To investigate, the researchers looked at death rates due to nine different causes between 1994 and 2001 in 196 towns and cities in Naples and Caserta, as well as rates of birth defects in the same municipalities between 1996 and 2002. They compared these figures with the degree of local environmental contamination from waste, and accounted for the effects of deprivation.

Mortality rates due to any cause were significantly higher for both men and women in the more contaminated areas, the researchers found. The excess risk was particularly high for death from liver cancer, with men in more contaminated areas at about 19 percent greater risk of dying from the disease, and women at nearly 30 percent greater risk.
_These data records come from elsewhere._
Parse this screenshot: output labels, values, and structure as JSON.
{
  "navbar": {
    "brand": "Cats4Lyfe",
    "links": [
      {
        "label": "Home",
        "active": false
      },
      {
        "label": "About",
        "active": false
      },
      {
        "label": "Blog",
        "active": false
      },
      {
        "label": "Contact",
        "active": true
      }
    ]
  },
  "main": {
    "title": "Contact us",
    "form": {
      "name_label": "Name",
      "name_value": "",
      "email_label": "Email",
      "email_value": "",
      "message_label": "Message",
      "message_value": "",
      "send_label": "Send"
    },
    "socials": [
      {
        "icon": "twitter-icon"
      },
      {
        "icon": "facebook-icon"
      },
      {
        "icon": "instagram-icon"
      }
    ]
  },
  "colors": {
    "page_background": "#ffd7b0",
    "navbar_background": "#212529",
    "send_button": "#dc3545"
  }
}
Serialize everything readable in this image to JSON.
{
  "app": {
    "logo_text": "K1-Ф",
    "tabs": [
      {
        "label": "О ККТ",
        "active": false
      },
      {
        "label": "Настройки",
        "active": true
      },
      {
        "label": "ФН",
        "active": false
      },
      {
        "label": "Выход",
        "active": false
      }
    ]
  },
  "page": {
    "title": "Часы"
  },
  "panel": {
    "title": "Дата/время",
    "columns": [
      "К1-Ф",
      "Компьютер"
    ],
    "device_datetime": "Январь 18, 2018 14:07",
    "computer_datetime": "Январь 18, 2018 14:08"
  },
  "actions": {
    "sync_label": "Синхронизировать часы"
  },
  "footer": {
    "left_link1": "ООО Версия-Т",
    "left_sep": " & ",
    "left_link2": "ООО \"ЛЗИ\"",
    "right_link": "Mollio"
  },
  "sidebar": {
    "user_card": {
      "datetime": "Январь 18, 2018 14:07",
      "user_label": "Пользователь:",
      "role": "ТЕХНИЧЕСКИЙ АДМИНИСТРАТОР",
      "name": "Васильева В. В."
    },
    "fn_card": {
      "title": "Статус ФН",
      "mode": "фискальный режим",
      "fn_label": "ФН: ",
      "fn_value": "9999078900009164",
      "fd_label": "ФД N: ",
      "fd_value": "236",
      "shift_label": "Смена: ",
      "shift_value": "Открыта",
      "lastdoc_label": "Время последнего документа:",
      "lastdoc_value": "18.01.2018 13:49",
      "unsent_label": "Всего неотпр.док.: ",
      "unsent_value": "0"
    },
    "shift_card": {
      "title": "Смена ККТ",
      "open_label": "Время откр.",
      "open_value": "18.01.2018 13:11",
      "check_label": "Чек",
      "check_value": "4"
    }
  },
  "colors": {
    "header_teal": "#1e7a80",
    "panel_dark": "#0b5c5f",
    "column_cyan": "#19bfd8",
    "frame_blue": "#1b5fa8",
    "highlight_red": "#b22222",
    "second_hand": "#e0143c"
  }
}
Overall cancer mortality risk was higher for both men and women in the more contaminated areas, while men in these areas were at increased risk of stomach and lung cancer compared to those living in cleaner neighborhoods.

The researchers also found that birth defects involving the internal urogenital system and the brain and spinal cord were more common among babies born in the dirtiest neighborhoods.

More study is needed to learn which hazardous agents are most harmful and to look at whether waste exposure affects other types of health outcomes, they write.

"It is, however, more urgent that action is undertaken in the region for removing the most acute cases of waste exposures and for implementing an efficient cycle of waste management," Martuzzi and his team add.

Lessons learned from the region may have wider implications, they say, given that illegal disposal of hazardous waste has become a global problem.